Who will get it first?

Russia’s Health Ministry has said the country’s frontline medical staff and teachers will be the first vaccinated.

The country plans to begin mass vaccination of citizens in October, Kirill Dmitriev, CEO of the RDIF told CNN on Tuesday.

“We will start massive vaccination of Russians in October. This vaccine will be available to other countries around November,” Dmitriev told CNN’s Anderson Cooper and Dr. Sanjay Gupta.

At the end of July officials denied reports that members of the country’s political and business elite — including Putin — had been given early access to the vaccine.

Russia plans to mass produce the vaccine by September 2020.

Which countries will take the vaccine? And which won’t?

A lot of countries appear keen to try Sputnik V. Dmitriev said at a Tuesday press conference that Russia had “received preliminary applications for over 1 billion doses of the vaccine from 20 countries.”

“Countries in Latin America, the Middle East and Asia have displayed the greatest interest in the vaccine, and we are about to finalize a number of contracts for the purchase of the vaccine,” he added.

Philippines President Rodrigo Duterte has publicly expressed his enthusiasm for the vaccine and claimed that he is willing to volunteer in further trials.

“I will volunteer to receive it in public. I will be the first to be experimented on,” Duterte said during his address to the Philippines late Monday broadcast by state-run RTVM.

As it stands, the Russian vaccine is unlikely to be meet approval regulations for European Union countries and in the US, will need the FDA’s approval.

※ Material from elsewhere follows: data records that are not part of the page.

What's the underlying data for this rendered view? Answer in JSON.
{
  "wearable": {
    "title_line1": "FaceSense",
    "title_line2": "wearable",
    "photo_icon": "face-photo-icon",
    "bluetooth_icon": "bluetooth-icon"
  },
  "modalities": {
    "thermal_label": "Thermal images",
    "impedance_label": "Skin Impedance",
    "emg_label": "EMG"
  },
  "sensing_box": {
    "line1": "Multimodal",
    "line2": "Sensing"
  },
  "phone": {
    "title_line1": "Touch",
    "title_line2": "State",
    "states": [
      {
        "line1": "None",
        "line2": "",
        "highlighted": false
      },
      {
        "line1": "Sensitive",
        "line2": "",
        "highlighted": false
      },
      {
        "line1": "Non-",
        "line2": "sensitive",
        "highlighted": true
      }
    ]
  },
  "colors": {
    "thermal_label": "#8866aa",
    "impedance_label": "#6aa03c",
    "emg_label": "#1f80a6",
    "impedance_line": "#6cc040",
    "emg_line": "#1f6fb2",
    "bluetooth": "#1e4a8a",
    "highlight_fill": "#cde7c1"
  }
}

“The US Food and Drug Administration (FDA) and the European Medicines Agency (EMA) have fast-track approval procedures for emergency humanitarian use and we need to see evidence that Russia is adopting an equally prudent approach,” said Duncan Matthews, Professor of IP Law at Queen Mary University of London, in a statement to the Science Media Center.

“The point is not to be first with a vaccine. The point is to have a vaccine that is safe and effective for the American people and the people of the world,” US Health and Human Services Secretary Alex Azar said on ABC Tuesday.